The major currency pairs consolidated in a narrow range at the start of the week in a holiday-thinned trading session - with the US markets closed in observance of the Memorial Day holiday. The European and Asian equity indexes were largely unchanged - shrugging off last week's credit downgrade of Spain by Fitch Ratings. Crude oil crept up higher to trade around $74.38 while spot gold edged up marginally to $1,216.55 per ounce.

Despite the holiday-shortened week, a barrage of key economic reports is scheduled for release - particularly, the US May jobs data slated for Friday.

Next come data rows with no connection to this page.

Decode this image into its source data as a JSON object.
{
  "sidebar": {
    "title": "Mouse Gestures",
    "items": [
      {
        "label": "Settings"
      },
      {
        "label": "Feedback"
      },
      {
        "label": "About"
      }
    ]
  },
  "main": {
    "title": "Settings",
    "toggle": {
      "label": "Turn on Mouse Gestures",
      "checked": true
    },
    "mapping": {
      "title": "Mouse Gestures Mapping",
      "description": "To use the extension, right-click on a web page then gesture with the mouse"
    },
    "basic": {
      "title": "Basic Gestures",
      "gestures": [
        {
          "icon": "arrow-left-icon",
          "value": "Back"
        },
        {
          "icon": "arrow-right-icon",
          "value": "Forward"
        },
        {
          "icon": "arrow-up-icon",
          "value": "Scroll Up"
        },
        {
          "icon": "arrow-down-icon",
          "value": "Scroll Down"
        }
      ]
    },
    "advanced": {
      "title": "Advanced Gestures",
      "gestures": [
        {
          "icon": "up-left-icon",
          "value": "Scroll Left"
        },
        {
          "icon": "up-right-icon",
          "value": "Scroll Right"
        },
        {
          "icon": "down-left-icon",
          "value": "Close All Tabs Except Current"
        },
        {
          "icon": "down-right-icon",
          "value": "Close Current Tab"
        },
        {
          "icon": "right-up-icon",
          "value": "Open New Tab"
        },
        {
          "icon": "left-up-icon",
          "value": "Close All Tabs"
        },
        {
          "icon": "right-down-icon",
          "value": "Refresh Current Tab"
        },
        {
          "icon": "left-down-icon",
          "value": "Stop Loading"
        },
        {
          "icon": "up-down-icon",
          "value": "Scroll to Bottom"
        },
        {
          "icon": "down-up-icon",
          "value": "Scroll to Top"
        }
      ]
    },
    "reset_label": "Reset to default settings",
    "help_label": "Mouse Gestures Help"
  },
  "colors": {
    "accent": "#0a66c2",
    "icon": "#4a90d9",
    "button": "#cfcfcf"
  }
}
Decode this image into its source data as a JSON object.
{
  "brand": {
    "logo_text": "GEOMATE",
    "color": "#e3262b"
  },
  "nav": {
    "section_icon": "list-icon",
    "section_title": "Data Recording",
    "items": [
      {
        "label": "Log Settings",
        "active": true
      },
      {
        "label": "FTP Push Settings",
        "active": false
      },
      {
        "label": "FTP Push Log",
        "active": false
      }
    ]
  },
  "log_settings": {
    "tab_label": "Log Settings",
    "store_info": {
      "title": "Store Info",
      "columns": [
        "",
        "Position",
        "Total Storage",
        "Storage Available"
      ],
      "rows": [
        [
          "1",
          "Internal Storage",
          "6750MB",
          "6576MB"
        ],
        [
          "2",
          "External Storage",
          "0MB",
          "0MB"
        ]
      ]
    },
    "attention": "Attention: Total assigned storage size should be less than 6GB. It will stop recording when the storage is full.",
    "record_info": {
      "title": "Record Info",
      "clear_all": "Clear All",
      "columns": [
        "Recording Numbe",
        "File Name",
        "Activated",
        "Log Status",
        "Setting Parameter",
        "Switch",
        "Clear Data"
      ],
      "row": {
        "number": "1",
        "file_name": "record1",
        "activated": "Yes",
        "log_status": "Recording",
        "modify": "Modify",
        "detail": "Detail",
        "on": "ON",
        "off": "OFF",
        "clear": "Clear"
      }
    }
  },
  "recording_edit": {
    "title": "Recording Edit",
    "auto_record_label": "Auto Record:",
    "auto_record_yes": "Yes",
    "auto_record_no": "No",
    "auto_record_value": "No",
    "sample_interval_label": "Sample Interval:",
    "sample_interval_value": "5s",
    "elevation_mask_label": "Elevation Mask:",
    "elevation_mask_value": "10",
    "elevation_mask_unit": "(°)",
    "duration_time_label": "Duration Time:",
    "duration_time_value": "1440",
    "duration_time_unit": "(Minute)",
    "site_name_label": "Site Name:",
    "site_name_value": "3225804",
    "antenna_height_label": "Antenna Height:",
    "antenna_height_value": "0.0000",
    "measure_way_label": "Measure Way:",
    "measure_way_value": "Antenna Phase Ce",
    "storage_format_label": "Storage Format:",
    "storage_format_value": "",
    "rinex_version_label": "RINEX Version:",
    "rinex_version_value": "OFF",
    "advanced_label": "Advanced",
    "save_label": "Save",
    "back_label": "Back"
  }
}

The non-farm payrolls figure is forecast to surge by its strongest pace since 1997, printing at an increase of 508k jobs in May versus 290k jobs added in April. The unemployment rate is estimated to improve to 9.8%, easing slightly from the previous month at 9.9%.

The Canadian dollar edged up higher versus the greenback as a result of a sharply higher than forecast Q1 GDP figure. Data revealed that Canada's economy expanded at its fastest pace in since Q4 1999, up 6.1% in the first quarter versus a downwardly revised 4.9% reading in the previous quarter. Also released were the April industrial product prices, down by 0.2% and the raw materials price index, higher by 1.7%.

The robust Q1 GDP figure, its strongest in over 10-years, bodes well for the Bank of Canada to tighten monetary policy when it announces its decision on Tuesday at 9:00 AM. The BoC is anticipated to hike rates by 25-basis points to 0.5%. The Loonie has edged up in the recent week in anticipation of the BoC rate hike. If in the off-chance the BoC leaves interest rates unchanged, the Canadian dollar will likely be susceptible to a sharp sell-off versus the greenback. Also to be closely focused on will be the accompanying policy statement, in which traders will gauge the scope for future policy moves over the remainder of the year.